I’ve decided to participate in On Being’s Summer of Pause - a thematic series, where, each week, we get to explore a new theme and think more deeply about the art of living. My Grace Notes for the next few weeks will talk about these themes. Stay with me.
I’m a week behind on my Summer of Pause (or perhaps I’m exactly where I need to be). Last week’s theme was about our connection to nature and a wild love for it.
One time, a friend told me that outside didn’t love me. The sun burns me. The allergies bother me. I wish I could forest bathe but it would be a miserable experience.
When we moved to this suburb almost a year ago, I was excited about my family being surrounded by nature. There are trails and waterfalls. There are birds and squirrels…and bears. How exciting to get away from the sirens, the motorcycles screaming down the street in the middle of the night. I loved being in a part of the city where I could walk to everything, but I was relieved at the lack of cacophony that this move afforded me.
And then, I couldn’t sleep. The silence of nature for the first few nights was deafening. The summer night was a weighted blanket that fell on the neighbourhood, muffling everything. The morning was nothing but birdsong and children walking to school. Can you be stifled from relief? I’m not sure, but perhaps that’s how I felt.
I spent the first few days staring out of the window, heat emanating from the sun and filtering into the house - I had wanted big windows. The garden outside had dried out from neglect - dead bushes are still festooning the sides of the fence. Should I water them even though they won’t come back to life? I felt like I had asked nature to come with me on this next journey and it had, sort of…declined. No thank you. I’ll be here and you can come to me if you like. But I couldn’t love it the same way that others did.
So now I don’t fight nature anymore. Finding a place in nature meant doing it on my own terms. When nature says, come spend time with me. I’ll say, my way of spending time with you is to water this orchid and leave the windows open in the home.
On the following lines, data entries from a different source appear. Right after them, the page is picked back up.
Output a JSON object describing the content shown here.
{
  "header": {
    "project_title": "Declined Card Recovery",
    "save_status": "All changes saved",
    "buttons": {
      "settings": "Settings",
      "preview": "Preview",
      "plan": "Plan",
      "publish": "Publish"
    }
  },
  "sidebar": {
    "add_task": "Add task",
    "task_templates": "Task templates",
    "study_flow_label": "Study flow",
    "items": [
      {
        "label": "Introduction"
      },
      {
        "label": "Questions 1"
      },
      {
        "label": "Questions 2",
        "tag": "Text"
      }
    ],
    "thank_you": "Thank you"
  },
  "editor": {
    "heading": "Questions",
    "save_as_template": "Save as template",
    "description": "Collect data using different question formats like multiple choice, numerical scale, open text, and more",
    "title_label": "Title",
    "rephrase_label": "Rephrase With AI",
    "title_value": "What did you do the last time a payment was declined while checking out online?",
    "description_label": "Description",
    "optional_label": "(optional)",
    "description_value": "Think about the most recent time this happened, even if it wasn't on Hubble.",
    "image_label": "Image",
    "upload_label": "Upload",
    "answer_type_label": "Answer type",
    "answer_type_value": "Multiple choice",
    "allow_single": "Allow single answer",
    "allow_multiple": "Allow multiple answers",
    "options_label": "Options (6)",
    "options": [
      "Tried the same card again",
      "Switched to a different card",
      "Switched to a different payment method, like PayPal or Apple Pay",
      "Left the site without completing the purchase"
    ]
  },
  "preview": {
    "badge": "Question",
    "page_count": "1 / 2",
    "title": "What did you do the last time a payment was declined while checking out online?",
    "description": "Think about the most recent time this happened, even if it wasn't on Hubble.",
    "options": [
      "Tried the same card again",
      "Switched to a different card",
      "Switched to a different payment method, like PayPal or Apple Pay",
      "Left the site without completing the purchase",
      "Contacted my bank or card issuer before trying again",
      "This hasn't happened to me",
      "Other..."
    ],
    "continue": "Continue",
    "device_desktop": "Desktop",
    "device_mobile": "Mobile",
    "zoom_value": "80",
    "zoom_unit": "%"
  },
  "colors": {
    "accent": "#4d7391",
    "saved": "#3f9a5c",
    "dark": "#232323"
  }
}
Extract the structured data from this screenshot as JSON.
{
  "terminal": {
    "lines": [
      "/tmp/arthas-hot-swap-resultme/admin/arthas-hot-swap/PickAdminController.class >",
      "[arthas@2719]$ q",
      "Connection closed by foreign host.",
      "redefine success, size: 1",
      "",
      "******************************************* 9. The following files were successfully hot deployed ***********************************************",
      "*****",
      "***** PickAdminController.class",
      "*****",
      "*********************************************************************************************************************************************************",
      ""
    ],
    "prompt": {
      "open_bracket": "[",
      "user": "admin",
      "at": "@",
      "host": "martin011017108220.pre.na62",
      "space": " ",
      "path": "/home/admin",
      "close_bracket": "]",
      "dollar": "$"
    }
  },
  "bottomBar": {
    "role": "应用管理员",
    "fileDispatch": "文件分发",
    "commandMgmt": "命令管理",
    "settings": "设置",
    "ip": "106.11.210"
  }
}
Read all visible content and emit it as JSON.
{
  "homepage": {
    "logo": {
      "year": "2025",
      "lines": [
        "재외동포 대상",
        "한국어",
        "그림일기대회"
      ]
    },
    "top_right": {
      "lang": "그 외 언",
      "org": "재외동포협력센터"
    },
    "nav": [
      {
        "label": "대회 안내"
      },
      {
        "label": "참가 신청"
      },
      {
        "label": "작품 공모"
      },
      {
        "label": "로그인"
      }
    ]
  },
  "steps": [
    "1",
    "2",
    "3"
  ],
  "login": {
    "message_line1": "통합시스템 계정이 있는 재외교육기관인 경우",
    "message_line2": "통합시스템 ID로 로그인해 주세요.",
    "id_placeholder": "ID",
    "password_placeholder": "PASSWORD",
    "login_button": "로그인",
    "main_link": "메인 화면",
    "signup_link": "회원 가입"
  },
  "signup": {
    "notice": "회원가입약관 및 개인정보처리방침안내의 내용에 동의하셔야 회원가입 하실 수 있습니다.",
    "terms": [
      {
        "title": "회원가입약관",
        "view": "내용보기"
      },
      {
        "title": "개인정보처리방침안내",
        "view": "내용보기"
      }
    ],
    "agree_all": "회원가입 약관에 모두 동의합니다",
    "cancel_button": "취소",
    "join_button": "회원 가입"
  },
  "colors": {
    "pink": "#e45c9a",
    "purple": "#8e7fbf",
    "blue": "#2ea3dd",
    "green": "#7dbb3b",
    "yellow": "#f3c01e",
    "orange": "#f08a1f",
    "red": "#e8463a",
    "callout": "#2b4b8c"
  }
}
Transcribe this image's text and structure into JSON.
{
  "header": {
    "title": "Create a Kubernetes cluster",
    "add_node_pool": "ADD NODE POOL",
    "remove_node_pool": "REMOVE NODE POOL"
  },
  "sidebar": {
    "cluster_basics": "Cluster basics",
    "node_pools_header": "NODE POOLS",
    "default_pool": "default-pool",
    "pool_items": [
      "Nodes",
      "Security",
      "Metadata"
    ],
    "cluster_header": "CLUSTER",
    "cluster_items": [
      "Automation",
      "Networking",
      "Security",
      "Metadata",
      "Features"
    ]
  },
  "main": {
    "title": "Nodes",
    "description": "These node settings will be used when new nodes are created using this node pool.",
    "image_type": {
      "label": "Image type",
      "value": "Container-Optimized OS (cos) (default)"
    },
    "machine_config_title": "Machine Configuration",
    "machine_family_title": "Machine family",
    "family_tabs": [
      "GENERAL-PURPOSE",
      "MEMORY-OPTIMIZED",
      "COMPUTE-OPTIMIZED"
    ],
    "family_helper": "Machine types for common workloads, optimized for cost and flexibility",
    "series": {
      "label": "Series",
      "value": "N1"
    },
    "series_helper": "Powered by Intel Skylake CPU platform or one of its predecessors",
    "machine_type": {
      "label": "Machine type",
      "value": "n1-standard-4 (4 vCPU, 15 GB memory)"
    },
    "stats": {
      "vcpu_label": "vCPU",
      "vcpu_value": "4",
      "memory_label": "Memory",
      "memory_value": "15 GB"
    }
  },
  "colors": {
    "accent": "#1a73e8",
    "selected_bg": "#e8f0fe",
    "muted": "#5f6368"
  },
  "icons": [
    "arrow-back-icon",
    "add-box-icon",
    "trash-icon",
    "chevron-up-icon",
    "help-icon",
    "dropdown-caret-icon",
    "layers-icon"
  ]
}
It is to smell the incoming rain and sit for a few minutes underneath an autumn tree.
Rumi said that there are a thousand ways to kneel and kiss the ground. In my case, it’s not literal.
I’ve come to the conclusion that nature and I love each other from a bit of a distance. Perhaps it’s a mutual admiration but I don’t always have to dig my nails into the earth. But that says a lot about our relationship with many things. Does outside love me? Probably. I get to live in nature. I have sustained greenery of all kinds in my home for decades (except for basil, which dies like it’s part of a Shakespearean tragedy). We can care and be present without engaging or digging ourselves in. Sometimes the wild green silence says much more than the rancorous footsteps on the muddy ground.